Atlanta’s new-look Dream will trot out the most confident backcourt in the league, after drafting Chennedy Carter out of Texas A&M and acquiring self-proclaimed walking bucket Courtney Williams. Williams’ father, Don, the W’s most enthusiastic fan, will bring his courtside energy into State Farm Arena.

No team played at a faster pace last season than the Chicago Sky, led by perennial assist leader Courtney Vandersloot. Allie Quigley, her backcourt partner and wife, is a three-time All-Star who recently took down Chris Paul in ESPN’s H-O-R-S-E competition. Rounding out Chicago’s talented trio is the impossibly cool Diamond DeShields, decked out in her unique goggles, high bun, and shooting sleeve.

Even the youth movements are compelling. The Indiana Fever’s high-low combo of Lauren Cox and Teaira McCowan will make them a matchup nightmare; the Dallas Wings’ newly drafted Sabally (together with other high picks Bella Alarie and Tyasha Harris) will slot in alongside sophomore Arike Ogunbowale, who is never afraid to take the big shot; Cheryl Reeve’s Minnesota Lynx are always in contention, with veteran Sylvia Fowles leading last season’s Rookie of the Year, Napheesa Collier, and the rest of a developing core.

There are only 144 spots across 12 WNBA rosters—breaking into this competitive league is no easy task. Each season sees first round picks that are unable to crack the rosters out of training camp. Every player that crests that tier is an elite athlete, as are the ones who don’t make the cut. Turn on any game and you are treated to an All-Star matchup. Attend any game and you will be in close proximity to the stars.

And you’ll see other things, simultaneously familiar and foreign: intermission shout-outs to local businesses that have become Gender Fair certified; older fans in vintage team gear reminiscing about Sheryl Swoopes or Lisa Leslie; a pair of Girl Scouts in full uniform dancing in the aisles during timeout breaks. You’ll hear Coach Bill Laimbeer chew out a referee, or Chiney Ogwumike call out a screen. You’ll follow the ping-ponging trash talk on Twitter. You’ll watch games overseas at obscure hours to support your favorites that need to play through the WNBA offseason to make their passion a career.
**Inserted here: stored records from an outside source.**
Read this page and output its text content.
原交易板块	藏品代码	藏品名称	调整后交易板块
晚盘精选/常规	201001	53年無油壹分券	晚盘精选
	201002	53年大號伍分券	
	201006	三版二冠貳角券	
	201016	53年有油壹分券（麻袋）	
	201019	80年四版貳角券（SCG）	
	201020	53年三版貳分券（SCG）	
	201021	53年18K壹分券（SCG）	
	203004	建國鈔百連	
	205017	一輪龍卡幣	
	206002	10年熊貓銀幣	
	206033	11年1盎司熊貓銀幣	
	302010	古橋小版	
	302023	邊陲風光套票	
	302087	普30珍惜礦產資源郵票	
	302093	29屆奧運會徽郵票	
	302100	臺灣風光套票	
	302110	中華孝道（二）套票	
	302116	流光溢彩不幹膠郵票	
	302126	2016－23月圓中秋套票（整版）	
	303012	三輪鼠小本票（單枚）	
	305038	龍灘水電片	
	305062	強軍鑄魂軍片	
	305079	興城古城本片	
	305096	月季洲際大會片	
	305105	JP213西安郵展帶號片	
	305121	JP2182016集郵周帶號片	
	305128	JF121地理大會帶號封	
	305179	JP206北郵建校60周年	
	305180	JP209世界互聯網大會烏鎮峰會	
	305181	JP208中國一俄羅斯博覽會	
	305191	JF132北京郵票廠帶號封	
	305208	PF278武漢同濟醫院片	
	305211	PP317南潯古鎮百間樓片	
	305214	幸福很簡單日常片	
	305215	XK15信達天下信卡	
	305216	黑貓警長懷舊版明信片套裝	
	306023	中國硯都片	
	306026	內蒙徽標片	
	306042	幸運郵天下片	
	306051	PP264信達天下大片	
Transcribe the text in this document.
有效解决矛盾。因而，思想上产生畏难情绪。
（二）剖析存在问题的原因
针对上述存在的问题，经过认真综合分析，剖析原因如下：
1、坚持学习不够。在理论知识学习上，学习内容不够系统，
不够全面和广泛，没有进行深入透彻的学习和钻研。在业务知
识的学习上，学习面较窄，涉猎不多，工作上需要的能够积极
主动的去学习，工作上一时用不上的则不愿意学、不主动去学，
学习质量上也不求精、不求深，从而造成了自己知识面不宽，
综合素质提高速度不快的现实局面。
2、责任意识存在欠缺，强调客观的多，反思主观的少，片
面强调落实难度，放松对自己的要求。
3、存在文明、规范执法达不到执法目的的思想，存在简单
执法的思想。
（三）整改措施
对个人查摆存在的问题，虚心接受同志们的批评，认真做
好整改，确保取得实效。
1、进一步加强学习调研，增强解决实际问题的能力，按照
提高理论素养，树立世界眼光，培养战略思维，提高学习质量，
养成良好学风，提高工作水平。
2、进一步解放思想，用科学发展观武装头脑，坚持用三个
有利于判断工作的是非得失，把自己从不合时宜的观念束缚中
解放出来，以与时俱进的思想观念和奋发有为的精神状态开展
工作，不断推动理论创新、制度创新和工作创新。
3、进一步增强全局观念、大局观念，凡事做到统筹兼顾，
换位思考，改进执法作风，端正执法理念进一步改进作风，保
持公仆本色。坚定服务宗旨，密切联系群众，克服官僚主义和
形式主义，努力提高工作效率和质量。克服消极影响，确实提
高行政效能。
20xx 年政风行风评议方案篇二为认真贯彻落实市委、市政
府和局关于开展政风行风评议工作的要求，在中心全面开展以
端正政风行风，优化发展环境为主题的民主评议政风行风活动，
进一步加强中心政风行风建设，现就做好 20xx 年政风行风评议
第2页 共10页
“I’m excited to get [to New York] and grow the fan base,” Ionescu said during an interview on ESPN’s First Take. “I want more and more players to reach out to fans and try to get them as part of our family.”

So when we’re back on track, if you enjoy the game of basketball, give the WNBA a shot. Pick a squad that fits you and watch a game, watch a quarter, watch a possession. You won’t regret it.